The announcement is part of a new HHS-wide initiative to tackle the nation’s mental health crisis.
Today, the Department of Health and Human Services (HHS)—through the Substance Abuse and Mental Health Services Administration (SAMHSA), and the Office of Minority Health (OMH)—announced nearly $35 million in funding opportunities to strengthen and expand community mental health services and suicide prevention programs for America’s children and young adults. The American Rescue Plan funded $9.2 million. This announcement is part of a new Administration-wide initiative to tackle the nation’s mental health crisis.
“Mental health is fundamental to the overall health and well-being of our country’s children and young adults,” said HHS Secretary Xavier Becerra. “The Biden-Harris Administration is committed to providing young people with the resources they need to thrive—during this pandemic and in the years to come. As part of our National Tour to Strengthen Mental Health, I’ll be traveling across the country with members of my leadership team to listen and learn about new and innovative ways HHS can support local communities in addressing youth mental health and other aspects of our country’s mental health crisis.”

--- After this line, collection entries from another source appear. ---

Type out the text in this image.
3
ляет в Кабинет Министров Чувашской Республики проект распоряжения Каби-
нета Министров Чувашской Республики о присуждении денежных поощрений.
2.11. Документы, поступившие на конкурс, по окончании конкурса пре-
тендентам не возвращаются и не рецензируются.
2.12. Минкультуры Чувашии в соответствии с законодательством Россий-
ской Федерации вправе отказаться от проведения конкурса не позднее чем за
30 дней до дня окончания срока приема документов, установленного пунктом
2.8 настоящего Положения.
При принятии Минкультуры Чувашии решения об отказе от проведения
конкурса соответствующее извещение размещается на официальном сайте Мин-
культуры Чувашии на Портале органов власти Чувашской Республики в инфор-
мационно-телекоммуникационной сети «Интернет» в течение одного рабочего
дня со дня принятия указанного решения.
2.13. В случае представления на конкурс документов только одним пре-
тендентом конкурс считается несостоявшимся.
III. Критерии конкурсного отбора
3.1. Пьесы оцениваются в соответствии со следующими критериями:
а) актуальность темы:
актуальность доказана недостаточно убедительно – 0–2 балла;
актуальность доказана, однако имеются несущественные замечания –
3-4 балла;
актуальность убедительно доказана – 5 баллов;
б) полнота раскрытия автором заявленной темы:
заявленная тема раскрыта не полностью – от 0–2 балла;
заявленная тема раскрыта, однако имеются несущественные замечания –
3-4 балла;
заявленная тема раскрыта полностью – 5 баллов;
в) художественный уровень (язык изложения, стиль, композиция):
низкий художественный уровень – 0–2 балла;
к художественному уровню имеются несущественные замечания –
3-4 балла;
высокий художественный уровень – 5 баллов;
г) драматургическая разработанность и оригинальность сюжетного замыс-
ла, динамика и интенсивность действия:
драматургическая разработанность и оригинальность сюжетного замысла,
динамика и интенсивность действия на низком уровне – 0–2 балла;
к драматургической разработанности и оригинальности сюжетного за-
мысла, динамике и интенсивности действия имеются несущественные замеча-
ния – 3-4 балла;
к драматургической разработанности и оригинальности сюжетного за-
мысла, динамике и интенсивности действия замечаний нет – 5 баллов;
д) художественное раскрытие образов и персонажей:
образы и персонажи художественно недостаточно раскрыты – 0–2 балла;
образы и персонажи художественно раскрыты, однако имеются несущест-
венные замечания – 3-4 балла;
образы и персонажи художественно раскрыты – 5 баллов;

Last week, following President Joe Biden’s State of the Union Address, Secretary Becerra kicked off a National Tour to Strengthen Mental Health in an effort to hear directly from Americans across the country about the mental health challenges they’re facing, and engage with local leaders to strengthen the mental health and crisis care systems in our communities. On Friday, as part of the tour, Secretary Becerra and Dr. Miriam Delphin-Rittmon, the HHS Assistant Secretary for Mental Health and Substance Use and the leader of SAMHSA, met with mental health providers and local leaders in Manchester, N.H.
“These grant programs will expand access to proven treatments, interventions, and other recovery supports, while developing new and innovative solutions to strengthen mental health services for America’s children and young adults,” said Dr. Delphin-Rittmon. “As we travel to communities across the country, I look forward to engaging with local leaders on how the Department and SAMHSA can ensure that our mental health and crisis care systems don’t leave our young people behind.”